Un autre descendant, très-connu, de Cham fut Assur, également roi d’un pays qui s’appela l’Assyrie, du nom d’Assur. Il bâtit une ville qui devint, plus tard, aussi belle et aussi fameuse que Babylone : il l’appela Ninive. Elle était bâtie près du Tigre, fleuve aussi beau que l’Euphrate.

Parmi les descendants de Sem et de Japhet, il n’y en a pas de particulièrement remarquables jusqu’au fameux Patriarche Abraham, descendant de Sem. Mais longtemps avant la naissance d’Abraham, il arriva un événement qui dispersa tous les enfants et les petits-enfants de Noé.

Il n’y avait dans le monde qu’une seule langue, c’est-à-dire qu’il n’y avait pour tous les hommes qu’une seule manière de parler et d’écrire. À mesure qu’ils devinrent plus nombreux, ils virent la nécessité de se séparer.

Valentine. Pourquoi cela ? Ils étaient bien plus heureux de vivre tous ensemble.

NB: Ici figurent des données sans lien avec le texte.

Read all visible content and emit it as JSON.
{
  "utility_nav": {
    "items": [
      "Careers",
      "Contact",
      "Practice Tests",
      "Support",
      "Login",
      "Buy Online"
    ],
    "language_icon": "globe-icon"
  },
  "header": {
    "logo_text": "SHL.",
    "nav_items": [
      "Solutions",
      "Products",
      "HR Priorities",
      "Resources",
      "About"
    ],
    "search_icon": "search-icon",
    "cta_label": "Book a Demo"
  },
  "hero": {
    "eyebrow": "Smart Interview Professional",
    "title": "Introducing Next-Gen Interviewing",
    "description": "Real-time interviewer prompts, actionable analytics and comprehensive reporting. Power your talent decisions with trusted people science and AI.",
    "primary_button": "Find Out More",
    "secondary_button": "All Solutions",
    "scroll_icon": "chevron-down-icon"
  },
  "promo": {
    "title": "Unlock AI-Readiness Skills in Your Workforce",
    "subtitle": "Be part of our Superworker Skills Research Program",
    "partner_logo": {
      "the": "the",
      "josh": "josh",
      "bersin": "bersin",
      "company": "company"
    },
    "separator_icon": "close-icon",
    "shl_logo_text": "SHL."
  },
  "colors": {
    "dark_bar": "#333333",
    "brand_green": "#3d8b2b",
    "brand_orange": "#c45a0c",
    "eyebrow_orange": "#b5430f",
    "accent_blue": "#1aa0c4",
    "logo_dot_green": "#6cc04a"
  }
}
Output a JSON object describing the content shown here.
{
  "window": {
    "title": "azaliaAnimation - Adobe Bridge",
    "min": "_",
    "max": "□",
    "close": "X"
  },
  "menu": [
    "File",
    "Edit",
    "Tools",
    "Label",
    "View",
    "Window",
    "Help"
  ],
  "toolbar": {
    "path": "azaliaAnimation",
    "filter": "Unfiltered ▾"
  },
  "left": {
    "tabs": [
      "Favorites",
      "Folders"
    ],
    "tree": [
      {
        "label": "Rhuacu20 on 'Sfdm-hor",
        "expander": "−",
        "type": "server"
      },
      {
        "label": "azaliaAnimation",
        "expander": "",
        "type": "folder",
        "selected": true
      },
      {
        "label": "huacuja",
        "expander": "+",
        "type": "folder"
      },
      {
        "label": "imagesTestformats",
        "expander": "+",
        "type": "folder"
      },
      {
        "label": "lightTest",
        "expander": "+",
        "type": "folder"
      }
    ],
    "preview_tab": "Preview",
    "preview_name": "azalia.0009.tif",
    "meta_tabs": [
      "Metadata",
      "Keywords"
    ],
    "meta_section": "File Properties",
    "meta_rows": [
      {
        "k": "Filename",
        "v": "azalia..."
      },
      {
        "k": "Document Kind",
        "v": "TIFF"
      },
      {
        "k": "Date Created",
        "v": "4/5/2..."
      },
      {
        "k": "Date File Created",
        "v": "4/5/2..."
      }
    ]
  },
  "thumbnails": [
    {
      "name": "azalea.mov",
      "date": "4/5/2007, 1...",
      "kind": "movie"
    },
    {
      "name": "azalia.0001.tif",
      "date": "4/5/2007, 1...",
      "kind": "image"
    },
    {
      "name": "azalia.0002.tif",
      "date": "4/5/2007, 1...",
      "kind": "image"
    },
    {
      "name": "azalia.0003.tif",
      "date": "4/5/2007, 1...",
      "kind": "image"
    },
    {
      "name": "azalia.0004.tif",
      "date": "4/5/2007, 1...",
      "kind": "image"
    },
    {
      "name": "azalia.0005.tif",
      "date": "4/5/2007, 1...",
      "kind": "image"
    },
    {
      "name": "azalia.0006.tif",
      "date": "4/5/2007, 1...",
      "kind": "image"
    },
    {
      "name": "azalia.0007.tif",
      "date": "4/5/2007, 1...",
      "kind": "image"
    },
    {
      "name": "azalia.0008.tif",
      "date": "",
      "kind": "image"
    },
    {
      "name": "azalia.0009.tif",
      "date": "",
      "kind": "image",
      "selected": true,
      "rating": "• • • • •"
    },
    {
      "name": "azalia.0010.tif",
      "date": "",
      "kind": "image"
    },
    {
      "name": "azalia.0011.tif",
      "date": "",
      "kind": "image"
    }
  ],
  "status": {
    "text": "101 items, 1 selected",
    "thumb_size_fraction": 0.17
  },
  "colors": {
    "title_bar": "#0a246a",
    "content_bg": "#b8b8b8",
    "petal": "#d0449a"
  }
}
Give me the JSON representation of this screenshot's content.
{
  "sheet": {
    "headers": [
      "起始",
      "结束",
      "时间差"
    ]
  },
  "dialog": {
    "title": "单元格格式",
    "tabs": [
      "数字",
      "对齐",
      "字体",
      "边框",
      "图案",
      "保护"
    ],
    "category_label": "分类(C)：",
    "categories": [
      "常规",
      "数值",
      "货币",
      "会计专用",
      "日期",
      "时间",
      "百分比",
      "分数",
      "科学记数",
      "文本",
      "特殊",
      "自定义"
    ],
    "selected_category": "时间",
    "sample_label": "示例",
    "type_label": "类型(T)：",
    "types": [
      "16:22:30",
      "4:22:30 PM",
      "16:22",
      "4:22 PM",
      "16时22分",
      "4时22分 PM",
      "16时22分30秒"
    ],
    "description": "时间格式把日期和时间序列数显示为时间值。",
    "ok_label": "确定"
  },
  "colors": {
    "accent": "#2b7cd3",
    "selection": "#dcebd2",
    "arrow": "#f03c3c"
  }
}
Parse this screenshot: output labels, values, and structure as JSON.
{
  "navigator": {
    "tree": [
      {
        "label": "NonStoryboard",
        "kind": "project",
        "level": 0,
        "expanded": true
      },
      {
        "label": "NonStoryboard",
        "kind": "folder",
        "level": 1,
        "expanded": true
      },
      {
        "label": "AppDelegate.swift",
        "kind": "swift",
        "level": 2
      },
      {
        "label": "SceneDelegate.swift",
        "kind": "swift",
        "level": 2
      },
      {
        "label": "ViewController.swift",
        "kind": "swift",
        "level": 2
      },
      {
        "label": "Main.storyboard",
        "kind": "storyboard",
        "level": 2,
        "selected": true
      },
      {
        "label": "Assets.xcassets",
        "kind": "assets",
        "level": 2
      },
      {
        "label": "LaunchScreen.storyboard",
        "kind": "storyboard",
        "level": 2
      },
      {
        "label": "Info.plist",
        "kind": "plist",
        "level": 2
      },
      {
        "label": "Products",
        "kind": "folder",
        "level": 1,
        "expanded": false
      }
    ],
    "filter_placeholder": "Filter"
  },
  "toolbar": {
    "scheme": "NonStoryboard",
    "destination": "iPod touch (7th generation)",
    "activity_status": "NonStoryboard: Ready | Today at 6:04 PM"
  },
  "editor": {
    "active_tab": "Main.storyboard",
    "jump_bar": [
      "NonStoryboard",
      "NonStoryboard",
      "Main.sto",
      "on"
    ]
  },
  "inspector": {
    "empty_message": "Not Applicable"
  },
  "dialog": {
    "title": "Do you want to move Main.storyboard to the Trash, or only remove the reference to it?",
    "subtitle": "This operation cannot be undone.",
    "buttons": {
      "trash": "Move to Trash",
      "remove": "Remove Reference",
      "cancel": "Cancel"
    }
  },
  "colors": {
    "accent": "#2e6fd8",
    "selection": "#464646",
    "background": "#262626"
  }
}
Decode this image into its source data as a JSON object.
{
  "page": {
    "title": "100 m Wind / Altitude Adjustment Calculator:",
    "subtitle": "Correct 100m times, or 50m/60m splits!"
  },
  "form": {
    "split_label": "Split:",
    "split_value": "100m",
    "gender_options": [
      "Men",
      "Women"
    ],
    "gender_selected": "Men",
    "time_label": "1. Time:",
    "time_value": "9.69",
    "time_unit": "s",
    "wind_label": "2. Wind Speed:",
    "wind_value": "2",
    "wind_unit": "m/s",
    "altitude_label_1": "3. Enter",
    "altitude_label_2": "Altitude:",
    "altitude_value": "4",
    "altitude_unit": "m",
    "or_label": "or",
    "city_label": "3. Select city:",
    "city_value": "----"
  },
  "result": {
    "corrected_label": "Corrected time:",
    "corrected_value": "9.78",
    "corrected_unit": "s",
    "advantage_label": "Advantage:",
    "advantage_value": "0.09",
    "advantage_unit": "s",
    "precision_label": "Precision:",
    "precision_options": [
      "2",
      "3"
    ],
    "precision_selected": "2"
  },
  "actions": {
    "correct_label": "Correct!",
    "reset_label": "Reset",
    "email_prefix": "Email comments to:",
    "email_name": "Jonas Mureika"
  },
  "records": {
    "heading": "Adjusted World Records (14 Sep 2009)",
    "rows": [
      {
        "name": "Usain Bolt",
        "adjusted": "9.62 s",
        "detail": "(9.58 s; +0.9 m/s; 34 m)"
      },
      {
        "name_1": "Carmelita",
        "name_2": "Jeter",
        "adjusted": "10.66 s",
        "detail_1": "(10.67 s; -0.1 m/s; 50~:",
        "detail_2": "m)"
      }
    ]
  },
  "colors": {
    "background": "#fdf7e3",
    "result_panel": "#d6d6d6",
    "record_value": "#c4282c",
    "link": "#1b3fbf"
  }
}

Grand’mère. Certainement, mais la portion de terre qu’ils habitaient ne suffisait plus à la nourriture de tant de milliers d’hommes et de bêtes. Ils se dirent donc :

« Nous ne pouvons plus rester ensemble ; nous sommes devenus trop nombreux ; nos troupeaux n’ont plus assez de pâturages, la terre que nous labourons ne donne plus assez de blé pour nous faire vivre ; nos maisons n’ont plus la place nécessaire pour nous contenir ; séparons-nous donc, et dispersons-nous au loin sur toute la terre. Mais, avant de nous éloigner, bâtissons une tour immense qui s’élève jusqu’au ciel : nous rendrons ainsi notre nom célèbre par toute la terre, et si Dieu envoie encore un déluge, nous aurons un abri pour nous y réfugier. »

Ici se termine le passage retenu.